No Uruguai, Chávez volta a pleitear entrada da Venezuela no Mercosul

Chávez e o presidente uruguaio, José Mujica, em Montevidéu nesta terça (Reuters) Direito de imagem Reuters
Image caption Entrada da Venezuela no bloco está emperrada no Parlamento paraguaio

O presidente venezuelano, Hugo Chávez, voltou a insistir nesta terça-feira, em Montevidéu, na entrada de seu país no Mercosul como membro pleno do bloco, algo que já está em negociação desde 2006 e que depende da aprovação do Parlamento paraguaio.

O tema é um dos assuntos centrais da Cúpula de Presidentes do Mercosul, que ocorre nesta terça na capital uruguaia.

Já de manhã, antes mesmo da abertura oficial da cúpula, Chávez disse aos jornalistas que "unir o Rio da Prata ao Orinoco é o que queremos".

"Já somos quase 30 milhões de habitantes (na Venezuela), e é aos países pequenos que mais vai beneficiar a entrada da Venezuela como membro pleno do Mercosul. Nosso norte é o sul", disse o venezuelano.

O Mercosul tem como Estados plenos Argentina, Brasil, Uruguai e Paraguai.

Bolívia, Chile, Colômbia, Equador e Peru são membros associados. O Peru também estuda a entrada plena ao bloco.

A adesão venezuelana ao Mercosul foi autorizada há cinco anos, mas permanece emperrada no Legislativo paraguaio.
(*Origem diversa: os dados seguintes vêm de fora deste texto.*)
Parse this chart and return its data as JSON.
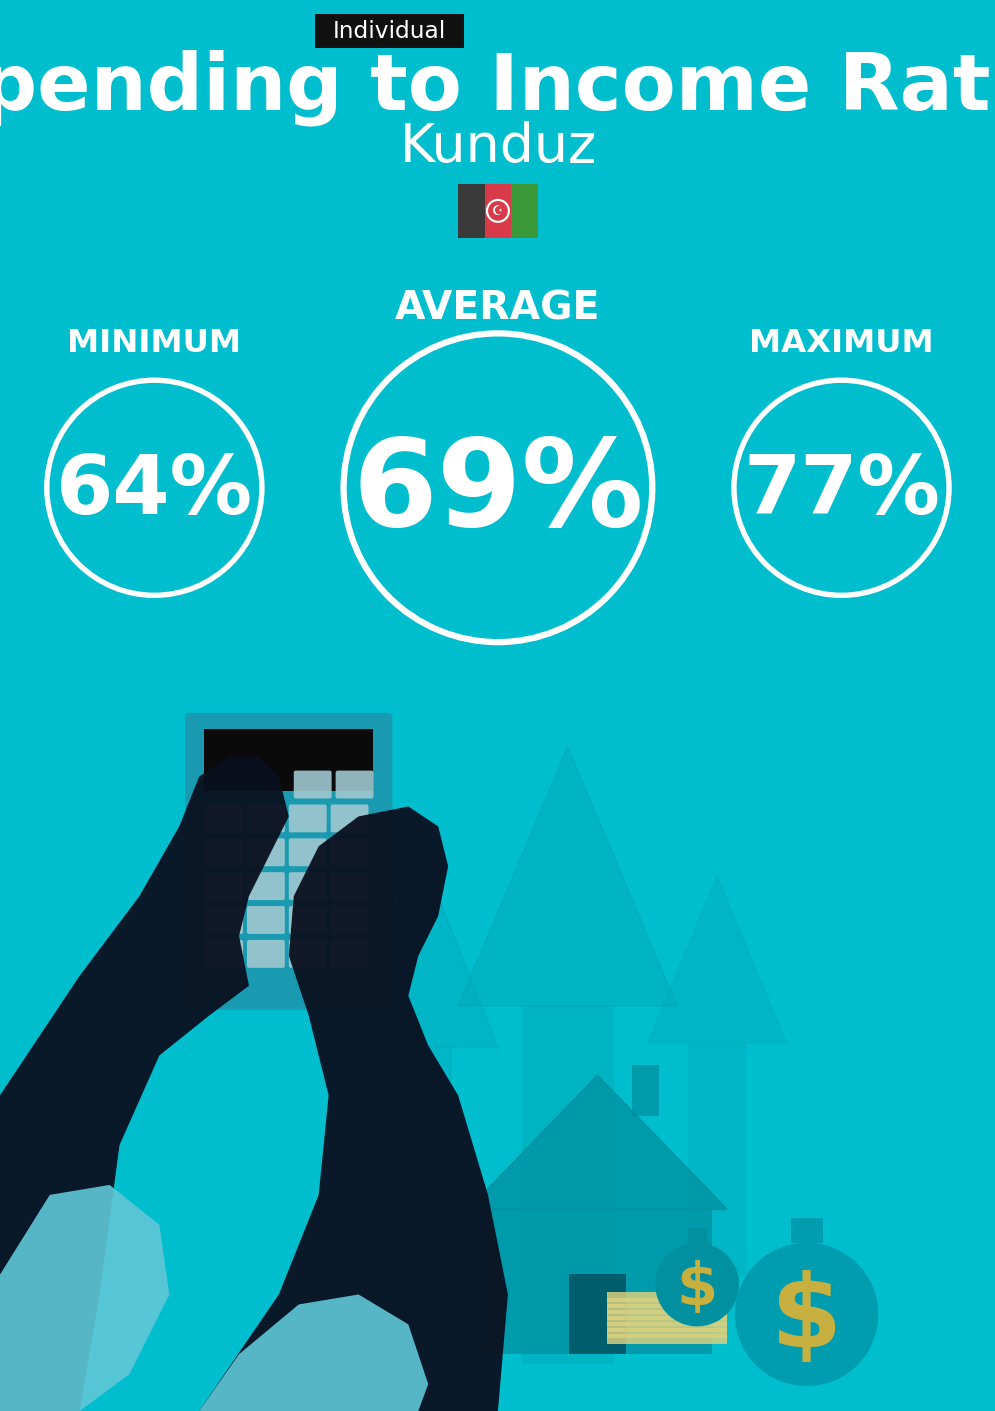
{
  "bg_color": "#00BECE",
  "title": "Spending to Income Ratio",
  "subtitle": "Kunduz",
  "tag_label": "Individual",
  "tag_bg": "#111111",
  "tag_text_color": "#ffffff",
  "title_color": "#ffffff",
  "subtitle_color": "#ffffff",
  "min_label": "MINIMUM",
  "avg_label": "AVERAGE",
  "max_label": "MAXIMUM",
  "min_value": "64%",
  "avg_value": "69%",
  "max_value": "77%",
  "circle_color": "#ffffff",
  "circle_text_color": "#ffffff",
  "label_color": "#ffffff",
  "fig_width": 7.72,
  "fig_height": 10.94,
  "dpi": 129,
  "flag_colors": [
    "#3a3a3a",
    "#d93a4a",
    "#3a9a3a"
  ],
  "arrow_color": "#00A8B8",
  "house_color": "#0090A0",
  "calc_body_color": "#1A9AB0",
  "calc_screen_color": "#0A0A0A",
  "calc_btn_color": "#A0C8D0",
  "hand_color": "#0A1020",
  "sleeve_color": "#60C8D8",
  "moneybag_color": "#0090A0",
  "dollar_color": "#C8B040"
}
O presidente do Uruguai, José Mujica, pede que a entrada de Caracas seja acelerada por uma "revisão dos critérios" do bloco. Mas a declaração foi vista por críticos como um atropelamento do tratado original do Mercosul, que prevê a adesão de novos membros somente após decisão unânime dos Executivos e Legislativos dos membros atuais.

Defesa comercial

Durante a reunião, que acontece na tarde desta terça, serão discutidos mecanismos de defesa comercial a serem adotados dentro do bloco para enfrentar a crise financeira internacional - como adiantou o ministro da Fazenda, Guido Mantega, na segunda-feira.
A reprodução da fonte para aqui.